REVIEW: A quick glance at the description likely brings to mind a popular sci-fi franchise or two, where an exhausted crew isolated in deep space has to cope with an entity that seems, against biological probability, to have evolved solely to stalk and consume bipedal mammalians from an entirely different star system. Though The Scourge Between Stars tries to dress it up with some interpersonal conflicts and a subplot about a scientist abusing an android with emotions, ultimately it doesn't bring too much new to a very familiar table.

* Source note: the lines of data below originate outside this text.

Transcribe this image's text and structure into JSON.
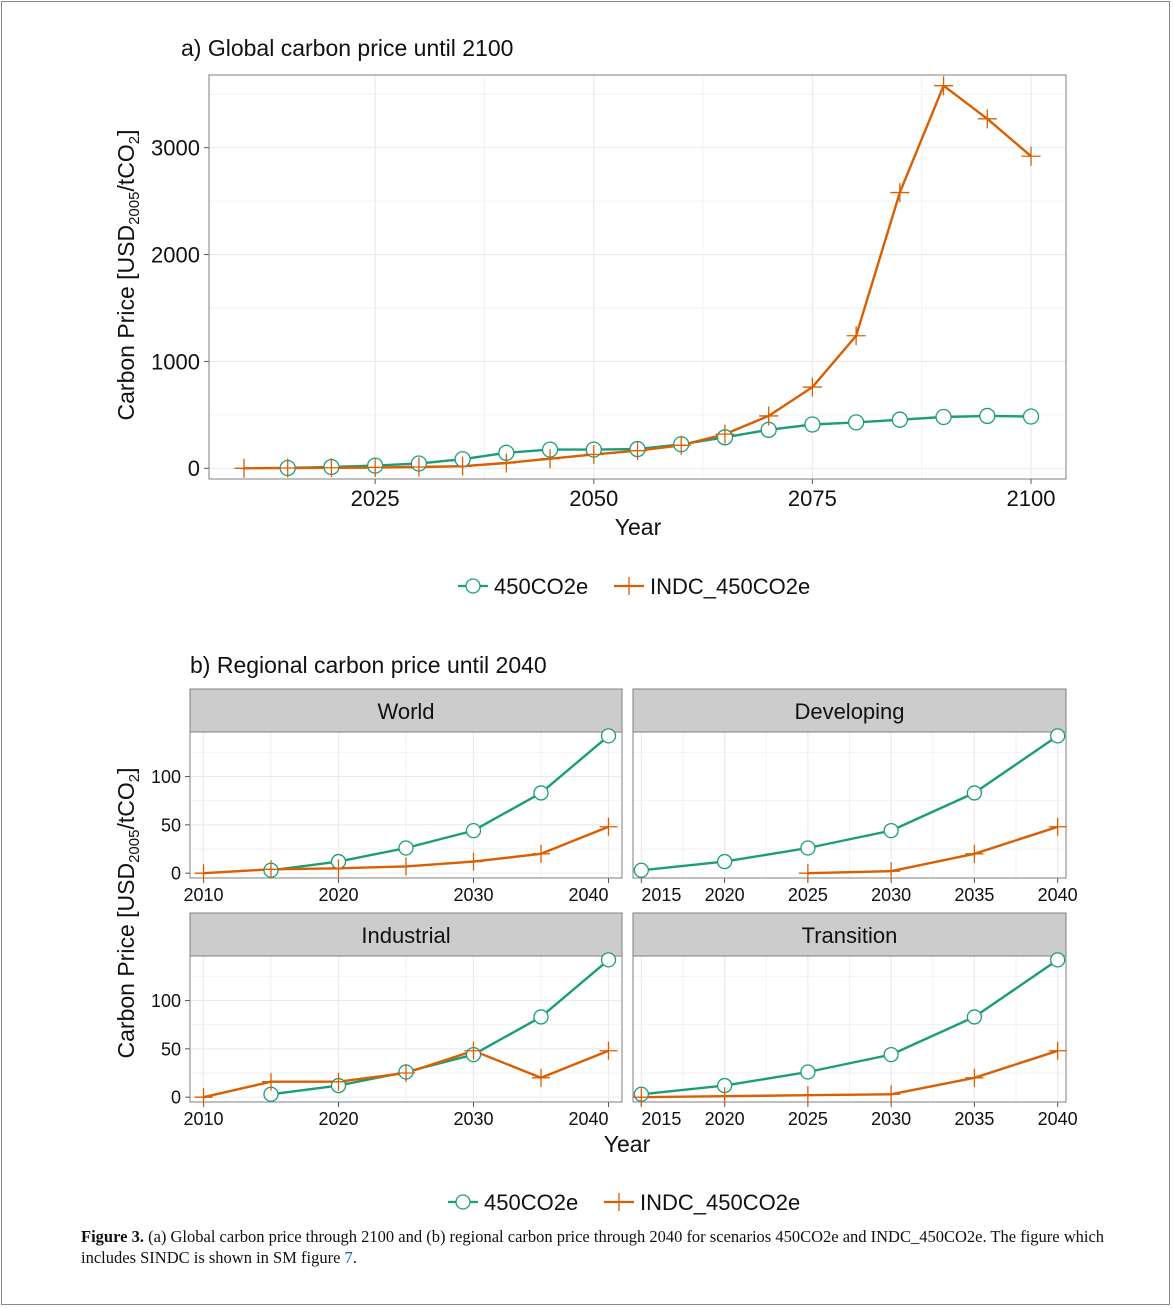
{
  "colors": {
    "series1": "#1b9e77",
    "series2": "#d95f02",
    "strip_bg": "#cccccc",
    "grid": "#ebebeb",
    "frame": "#7f7f7f"
  },
  "chart_data": [
    {
      "type": "line",
      "title": "a) Global carbon price until 2100",
      "xlabel": "Year",
      "ylabel": "Carbon Price [USD2005/tCO2]",
      "ylabel_parts": {
        "main": "Carbon Price [USD",
        "sub1": "2005",
        "mid": "/tCO",
        "sub2": "2",
        "end": "]"
      },
      "xlim": [
        2006,
        2104
      ],
      "ylim": [
        -100,
        3680
      ],
      "xticks": [
        2025,
        2050,
        2075,
        2100
      ],
      "yticks": [
        0,
        1000,
        2000,
        3000
      ],
      "grid": true,
      "legend_position": "bottom",
      "series": [
        {
          "name": "450CO2e",
          "marker": "circle",
          "x": [
            2015,
            2020,
            2025,
            2030,
            2035,
            2040,
            2045,
            2050,
            2055,
            2060,
            2065,
            2070,
            2075,
            2080,
            2085,
            2090,
            2095,
            2100
          ],
          "y": [
            3,
            12,
            25,
            45,
            85,
            145,
            175,
            175,
            180,
            225,
            290,
            360,
            410,
            430,
            455,
            480,
            490,
            485
          ]
        },
        {
          "name": "INDC_450CO2e",
          "marker": "plus",
          "x": [
            2010,
            2015,
            2020,
            2025,
            2030,
            2035,
            2040,
            2045,
            2050,
            2055,
            2060,
            2065,
            2070,
            2075,
            2080,
            2085,
            2090,
            2095,
            2100
          ],
          "y": [
            0,
            3,
            5,
            8,
            12,
            20,
            50,
            90,
            130,
            165,
            215,
            320,
            490,
            760,
            1240,
            2580,
            3580,
            3270,
            2920
          ]
        }
      ]
    },
    {
      "type": "line",
      "title": "b) Regional carbon price until 2040",
      "xlabel": "Year",
      "ylabel": "Carbon Price [USD2005/tCO2]",
      "ylim": [
        -5,
        146
      ],
      "yticks": [
        0,
        50,
        100
      ],
      "grid": true,
      "legend_position": "bottom",
      "facets": [
        {
          "name": "World",
          "xlim": [
            2009,
            2041
          ],
          "xticks": [
            2010,
            2020,
            2030,
            2040
          ],
          "series": [
            {
              "name": "450CO2e",
              "x": [
                2015,
                2020,
                2025,
                2030,
                2035,
                2040
              ],
              "y": [
                3,
                12,
                26,
                44,
                83,
                142
              ]
            },
            {
              "name": "INDC_450CO2e",
              "x": [
                2010,
                2015,
                2020,
                2025,
                2030,
                2035,
                2040
              ],
              "y": [
                0,
                4,
                5,
                7,
                12,
                20,
                48
              ]
            }
          ]
        },
        {
          "name": "Developing",
          "xlim": [
            2014.5,
            2040.5
          ],
          "xticks": [
            2015,
            2020,
            2025,
            2030,
            2035,
            2040
          ],
          "series": [
            {
              "name": "450CO2e",
              "x": [
                2015,
                2020,
                2025,
                2030,
                2035,
                2040
              ],
              "y": [
                3,
                12,
                26,
                44,
                83,
                142
              ]
            },
            {
              "name": "INDC_450CO2e",
              "x": [
                2025,
                2030,
                2035,
                2040
              ],
              "y": [
                0,
                2,
                20,
                48
              ]
            }
          ]
        },
        {
          "name": "Industrial",
          "xlim": [
            2009,
            2041
          ],
          "xticks": [
            2010,
            2020,
            2030,
            2040
          ],
          "series": [
            {
              "name": "450CO2e",
              "x": [
                2015,
                2020,
                2025,
                2030,
                2035,
                2040
              ],
              "y": [
                3,
                12,
                26,
                44,
                83,
                142
              ]
            },
            {
              "name": "INDC_450CO2e",
              "x": [
                2010,
                2015,
                2020,
                2025,
                2030,
                2035,
                2040
              ],
              "y": [
                0,
                16,
                16,
                25,
                48,
                20,
                48
              ]
            }
          ]
        },
        {
          "name": "Transition",
          "xlim": [
            2014.5,
            2040.5
          ],
          "xticks": [
            2015,
            2020,
            2025,
            2030,
            2035,
            2040
          ],
          "series": [
            {
              "name": "450CO2e",
              "x": [
                2015,
                2020,
                2025,
                2030,
                2035,
                2040
              ],
              "y": [
                3,
                12,
                26,
                44,
                83,
                142
              ]
            },
            {
              "name": "INDC_450CO2e",
              "x": [
                2015,
                2020,
                2025,
                2030,
                2035,
                2040
              ],
              "y": [
                0,
                1,
                2,
                3,
                20,
                48
              ]
            }
          ]
        }
      ]
    }
  ],
  "caption": {
    "label": "Figure 3.",
    "text": " (a) Global carbon price through 2100 and (b) regional carbon price through 2040 for scenarios 450CO2e and INDC_450CO2e. The figure which includes SINDC is shown in SM figure ",
    "ref": "7",
    "end": "."
  }
}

Jacklyn is a middling at best commander, saddled by numerous personal problems and insecurities yet forced into the position because she's the captain's daughter and because, even in an emergency, nobody really puts much effort into actually trying to get the real captain out of his self-imposed exile - not even when an alien monster is known to be picking off people in isolated places. She has a sometimes-girlfriend on the bridge and a crew that's mostly loyal to her, though to be honest characterizations aren't generally that deep or memorable, mostly filling roles in an expected storyline. It takes far too long for Jacklyn to put two and two together and arrive at the obvious four of "something very bad is happening on this ship", and when she does things go as they almost always go in these stories: small groups with guns stalking dark corridors while shadowy things jump out at them (along with the requisite false starts). Some of these incidents do a decent job building tension, but there's a sameness that settles in, and a sense of stretching once the premise is clear. Other subplots - the mutiny, the breakdown of various vital systems on the ship, some personal frictions, and more - become story clutter once the invasion takes center stage, never developed enough to care about or resolve in a satisfactory manner. The climax and resolution feel forced, and the wrap-up feels far too convenient and neat given the state of the ship and crew after the incidents involved. There are also some logic holes and hiccups, and more than one instance where revelations are drawn out too long. I wound up dropping it below a flat Okay rating for a sense of irritation that settled in by the halfway point, and also because the fact that it felt compelled to shoehorn in a sexual abuse subplot involving an intentionally feminized android as a helpless victim really felt manipulative.